Sepan que un ajedrecista dedicado es una criatura ajena a este mundo sensible de colores y formas que el resto de mortales comparte. La realidad es la que ronda en sus pensamientos, una concebida por su anhelo de gloria y deformada luego por una sucesión de errores en el tortuoso camino a esa gloria. Los cuatro ases desde luego pertenecíamos a esta estirpe y quedábamos fuera de este mundo donde se pretende que todo ocurre. Mucho después de la hora de salida en que la multitud de uniformes plomizos se agolpaba a las puertas del colegio, ya fatigado el tablero blanquinegro, éramos como un puñado de fantasmas vagabundos en ese reino de aulas enmudecidas y de esqueletos abandonados de carpetas, y a medida que emprendíamos el regreso dilatado a casa nos consumía el duelo de los muertos y heridos que dejábamos atrás y aquello que pudo haber estrujado el destino si tan solo habríamos dado con aquel movimiento esquivo y así íbamos arrastrando estas cuitas fuera del San Antonio con un andar perezoso y ausente, entre la urgencia del paso de los autos en las calles chalacas y los postes de luz a punto de arrojarnos las primeras sombras de un día fabuloso.

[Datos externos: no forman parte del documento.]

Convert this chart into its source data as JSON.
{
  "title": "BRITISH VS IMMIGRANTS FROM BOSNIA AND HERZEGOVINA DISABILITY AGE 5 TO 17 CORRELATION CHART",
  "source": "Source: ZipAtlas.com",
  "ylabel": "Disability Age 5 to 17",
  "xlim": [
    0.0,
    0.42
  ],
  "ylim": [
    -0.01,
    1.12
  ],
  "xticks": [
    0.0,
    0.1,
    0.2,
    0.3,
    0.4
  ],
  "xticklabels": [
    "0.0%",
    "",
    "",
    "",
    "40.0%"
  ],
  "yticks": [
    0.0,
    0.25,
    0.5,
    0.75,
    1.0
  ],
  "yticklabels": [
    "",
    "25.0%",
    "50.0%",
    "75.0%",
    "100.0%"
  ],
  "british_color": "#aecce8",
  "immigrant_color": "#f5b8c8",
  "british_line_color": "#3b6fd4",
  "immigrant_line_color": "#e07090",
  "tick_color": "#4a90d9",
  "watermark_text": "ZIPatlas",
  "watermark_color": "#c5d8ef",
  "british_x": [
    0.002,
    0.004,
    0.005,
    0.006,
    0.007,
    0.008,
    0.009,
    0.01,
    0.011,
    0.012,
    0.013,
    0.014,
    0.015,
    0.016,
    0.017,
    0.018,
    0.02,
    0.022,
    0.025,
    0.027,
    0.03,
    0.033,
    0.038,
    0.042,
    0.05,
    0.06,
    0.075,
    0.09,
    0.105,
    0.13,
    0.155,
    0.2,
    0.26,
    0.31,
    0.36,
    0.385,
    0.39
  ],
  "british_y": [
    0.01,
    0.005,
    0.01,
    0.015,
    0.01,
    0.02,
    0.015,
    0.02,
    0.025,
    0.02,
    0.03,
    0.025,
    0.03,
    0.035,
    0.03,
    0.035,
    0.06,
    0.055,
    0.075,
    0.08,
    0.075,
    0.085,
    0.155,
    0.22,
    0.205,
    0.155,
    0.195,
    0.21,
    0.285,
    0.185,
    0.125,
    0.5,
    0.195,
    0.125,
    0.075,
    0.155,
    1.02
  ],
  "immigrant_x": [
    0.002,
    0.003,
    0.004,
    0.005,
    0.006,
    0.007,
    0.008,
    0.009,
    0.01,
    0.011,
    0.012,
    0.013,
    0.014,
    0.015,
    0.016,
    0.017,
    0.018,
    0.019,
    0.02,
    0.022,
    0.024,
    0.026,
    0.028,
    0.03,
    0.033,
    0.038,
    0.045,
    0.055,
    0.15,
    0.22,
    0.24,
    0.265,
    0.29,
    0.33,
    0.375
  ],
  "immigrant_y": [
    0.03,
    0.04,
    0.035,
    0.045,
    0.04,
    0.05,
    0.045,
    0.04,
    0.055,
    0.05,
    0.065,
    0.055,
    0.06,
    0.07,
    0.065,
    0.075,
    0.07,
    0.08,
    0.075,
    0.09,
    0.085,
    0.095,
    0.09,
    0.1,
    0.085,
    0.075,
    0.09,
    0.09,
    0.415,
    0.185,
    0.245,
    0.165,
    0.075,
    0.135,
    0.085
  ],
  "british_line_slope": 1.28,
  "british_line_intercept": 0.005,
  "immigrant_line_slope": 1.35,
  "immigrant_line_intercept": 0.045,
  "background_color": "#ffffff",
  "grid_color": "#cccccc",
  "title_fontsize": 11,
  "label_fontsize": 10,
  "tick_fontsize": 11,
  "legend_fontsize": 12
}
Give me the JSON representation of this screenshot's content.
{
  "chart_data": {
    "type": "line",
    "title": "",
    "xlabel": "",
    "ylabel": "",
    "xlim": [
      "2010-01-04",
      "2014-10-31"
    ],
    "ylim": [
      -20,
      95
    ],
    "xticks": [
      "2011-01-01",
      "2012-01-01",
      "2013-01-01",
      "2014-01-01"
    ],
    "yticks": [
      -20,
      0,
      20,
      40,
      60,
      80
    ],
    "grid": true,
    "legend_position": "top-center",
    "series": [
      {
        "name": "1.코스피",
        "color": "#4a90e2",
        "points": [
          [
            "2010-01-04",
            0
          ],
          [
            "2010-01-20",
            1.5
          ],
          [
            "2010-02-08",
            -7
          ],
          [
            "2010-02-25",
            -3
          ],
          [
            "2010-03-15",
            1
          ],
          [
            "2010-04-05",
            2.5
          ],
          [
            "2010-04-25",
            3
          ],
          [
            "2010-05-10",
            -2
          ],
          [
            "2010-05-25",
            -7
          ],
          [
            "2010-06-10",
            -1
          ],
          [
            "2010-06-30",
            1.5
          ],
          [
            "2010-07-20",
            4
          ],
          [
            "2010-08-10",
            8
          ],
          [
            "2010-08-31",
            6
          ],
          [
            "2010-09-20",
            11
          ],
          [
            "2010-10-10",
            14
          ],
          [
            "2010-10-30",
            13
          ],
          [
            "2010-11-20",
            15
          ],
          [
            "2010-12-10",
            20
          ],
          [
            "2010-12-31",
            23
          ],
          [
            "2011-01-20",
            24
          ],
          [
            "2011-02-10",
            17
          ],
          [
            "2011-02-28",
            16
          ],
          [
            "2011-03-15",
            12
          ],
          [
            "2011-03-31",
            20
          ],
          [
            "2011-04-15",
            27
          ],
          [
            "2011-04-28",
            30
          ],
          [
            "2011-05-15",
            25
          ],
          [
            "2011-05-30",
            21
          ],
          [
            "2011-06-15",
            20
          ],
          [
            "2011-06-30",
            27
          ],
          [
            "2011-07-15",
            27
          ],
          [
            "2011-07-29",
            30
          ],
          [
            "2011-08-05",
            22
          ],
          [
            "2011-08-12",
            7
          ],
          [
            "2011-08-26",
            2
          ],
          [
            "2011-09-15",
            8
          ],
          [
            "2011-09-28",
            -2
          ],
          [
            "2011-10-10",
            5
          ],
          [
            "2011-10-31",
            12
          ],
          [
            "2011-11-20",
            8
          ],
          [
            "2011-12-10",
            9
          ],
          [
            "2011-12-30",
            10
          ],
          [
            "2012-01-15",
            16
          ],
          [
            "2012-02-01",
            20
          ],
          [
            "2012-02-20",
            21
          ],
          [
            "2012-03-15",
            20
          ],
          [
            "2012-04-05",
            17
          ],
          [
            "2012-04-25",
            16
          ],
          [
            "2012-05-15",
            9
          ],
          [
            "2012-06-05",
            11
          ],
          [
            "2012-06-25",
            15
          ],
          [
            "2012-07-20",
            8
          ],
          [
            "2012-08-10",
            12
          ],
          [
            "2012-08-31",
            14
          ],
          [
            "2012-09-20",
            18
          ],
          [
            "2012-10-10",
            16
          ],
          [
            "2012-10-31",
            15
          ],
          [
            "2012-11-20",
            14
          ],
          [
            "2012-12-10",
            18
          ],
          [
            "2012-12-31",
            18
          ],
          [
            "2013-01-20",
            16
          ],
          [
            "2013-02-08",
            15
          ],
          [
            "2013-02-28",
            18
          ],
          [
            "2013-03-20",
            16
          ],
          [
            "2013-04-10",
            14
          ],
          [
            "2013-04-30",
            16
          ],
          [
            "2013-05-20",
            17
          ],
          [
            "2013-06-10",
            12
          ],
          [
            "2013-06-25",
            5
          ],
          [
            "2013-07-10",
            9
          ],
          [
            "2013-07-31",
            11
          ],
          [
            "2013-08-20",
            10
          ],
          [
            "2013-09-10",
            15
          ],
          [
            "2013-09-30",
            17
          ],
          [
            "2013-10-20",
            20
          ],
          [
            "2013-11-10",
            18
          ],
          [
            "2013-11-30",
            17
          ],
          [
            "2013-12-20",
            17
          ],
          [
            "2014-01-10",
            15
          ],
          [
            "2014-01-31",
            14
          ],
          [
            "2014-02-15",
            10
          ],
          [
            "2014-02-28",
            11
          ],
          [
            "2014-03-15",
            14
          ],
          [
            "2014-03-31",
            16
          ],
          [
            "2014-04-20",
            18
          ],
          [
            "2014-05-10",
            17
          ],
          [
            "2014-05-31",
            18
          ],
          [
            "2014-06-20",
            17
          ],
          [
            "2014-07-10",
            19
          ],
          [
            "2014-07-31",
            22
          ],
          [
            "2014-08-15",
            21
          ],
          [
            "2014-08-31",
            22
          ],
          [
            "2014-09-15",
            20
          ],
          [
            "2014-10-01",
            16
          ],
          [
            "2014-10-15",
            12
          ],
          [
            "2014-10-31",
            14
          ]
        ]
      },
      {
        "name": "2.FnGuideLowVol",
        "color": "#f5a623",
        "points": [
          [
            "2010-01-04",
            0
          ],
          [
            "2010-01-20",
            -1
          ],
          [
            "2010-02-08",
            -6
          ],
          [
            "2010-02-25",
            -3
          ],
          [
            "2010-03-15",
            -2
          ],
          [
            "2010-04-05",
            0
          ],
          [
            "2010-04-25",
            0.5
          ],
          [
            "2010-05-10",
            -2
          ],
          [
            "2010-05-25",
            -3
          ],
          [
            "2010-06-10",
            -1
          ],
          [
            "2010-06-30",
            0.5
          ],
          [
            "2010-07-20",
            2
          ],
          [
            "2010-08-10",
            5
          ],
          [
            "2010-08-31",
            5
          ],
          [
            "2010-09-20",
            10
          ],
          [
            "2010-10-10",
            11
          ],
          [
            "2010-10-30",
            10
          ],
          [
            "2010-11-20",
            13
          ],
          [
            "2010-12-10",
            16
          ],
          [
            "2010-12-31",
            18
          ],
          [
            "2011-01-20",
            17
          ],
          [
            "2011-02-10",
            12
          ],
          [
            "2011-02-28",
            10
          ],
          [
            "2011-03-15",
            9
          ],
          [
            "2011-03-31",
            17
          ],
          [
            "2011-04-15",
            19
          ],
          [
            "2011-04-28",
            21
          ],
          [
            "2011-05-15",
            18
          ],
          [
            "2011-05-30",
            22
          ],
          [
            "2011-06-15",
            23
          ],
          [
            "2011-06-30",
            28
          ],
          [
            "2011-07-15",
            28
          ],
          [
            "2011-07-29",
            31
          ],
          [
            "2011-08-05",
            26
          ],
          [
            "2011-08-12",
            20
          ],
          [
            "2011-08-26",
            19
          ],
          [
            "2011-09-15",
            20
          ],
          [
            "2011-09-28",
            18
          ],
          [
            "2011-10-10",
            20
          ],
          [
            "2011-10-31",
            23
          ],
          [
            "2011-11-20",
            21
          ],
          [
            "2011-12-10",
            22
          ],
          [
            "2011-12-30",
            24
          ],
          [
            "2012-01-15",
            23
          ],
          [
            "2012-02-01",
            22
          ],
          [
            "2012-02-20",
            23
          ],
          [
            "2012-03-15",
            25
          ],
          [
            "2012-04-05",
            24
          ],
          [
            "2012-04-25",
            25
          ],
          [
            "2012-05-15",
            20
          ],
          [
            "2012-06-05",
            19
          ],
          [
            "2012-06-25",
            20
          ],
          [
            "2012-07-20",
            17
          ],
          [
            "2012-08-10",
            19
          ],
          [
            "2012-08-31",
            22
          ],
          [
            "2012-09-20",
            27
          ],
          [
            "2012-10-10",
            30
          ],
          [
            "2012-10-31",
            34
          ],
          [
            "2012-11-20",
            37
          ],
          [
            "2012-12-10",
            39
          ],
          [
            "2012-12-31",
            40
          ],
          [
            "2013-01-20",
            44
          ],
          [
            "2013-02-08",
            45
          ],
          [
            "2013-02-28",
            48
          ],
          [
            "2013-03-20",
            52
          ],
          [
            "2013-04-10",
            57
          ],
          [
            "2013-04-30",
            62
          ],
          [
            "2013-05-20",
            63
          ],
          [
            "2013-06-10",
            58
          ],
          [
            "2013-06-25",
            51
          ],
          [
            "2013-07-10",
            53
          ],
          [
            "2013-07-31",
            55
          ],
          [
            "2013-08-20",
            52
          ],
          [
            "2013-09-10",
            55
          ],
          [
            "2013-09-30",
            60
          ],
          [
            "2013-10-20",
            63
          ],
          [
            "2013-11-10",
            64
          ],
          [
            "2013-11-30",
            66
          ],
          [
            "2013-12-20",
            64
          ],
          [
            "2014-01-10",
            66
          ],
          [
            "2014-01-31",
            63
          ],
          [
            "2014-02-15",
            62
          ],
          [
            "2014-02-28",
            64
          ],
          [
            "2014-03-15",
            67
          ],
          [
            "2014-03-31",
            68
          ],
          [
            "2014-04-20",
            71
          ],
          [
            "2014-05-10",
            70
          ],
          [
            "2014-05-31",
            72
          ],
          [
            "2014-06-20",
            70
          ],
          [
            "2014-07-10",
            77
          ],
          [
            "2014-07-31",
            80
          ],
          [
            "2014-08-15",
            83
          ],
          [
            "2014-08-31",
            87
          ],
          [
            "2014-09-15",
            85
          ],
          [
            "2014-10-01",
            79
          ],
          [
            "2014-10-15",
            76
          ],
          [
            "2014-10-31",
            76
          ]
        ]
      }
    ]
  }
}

Puede que en efecto a causa de esta fiebre ajedrecística no conocí propiamente a mis pares de tan privilegiada baraja. Nunca supe si tuvieron un primer amor, si el divorcio de sus papás les postergaba el sueño sobre la almohada, qué canción los perseguía luego de apagada la radio, y en general si en verdad sus vidas continuaban más allá de las embocadas de alfiles y las cautelas de los enroques. Es posible entonces que siendo así nunca dejamos de ser unos perfectos desconocidos y en caso alguna vez el azar nos reuniera de nuevo todo tendría un efecto de descubrimiento entre nosotros. Pero por otro lado, siento ahora mismo de manera íntima a mis entrañables amigos de mil y una partidas de ajedrez dibujados como están en mi memoria con trazos firmes y familiares. Será porque conocí de muy cerca sus pensamientos y sé que ellos conocieron los míos.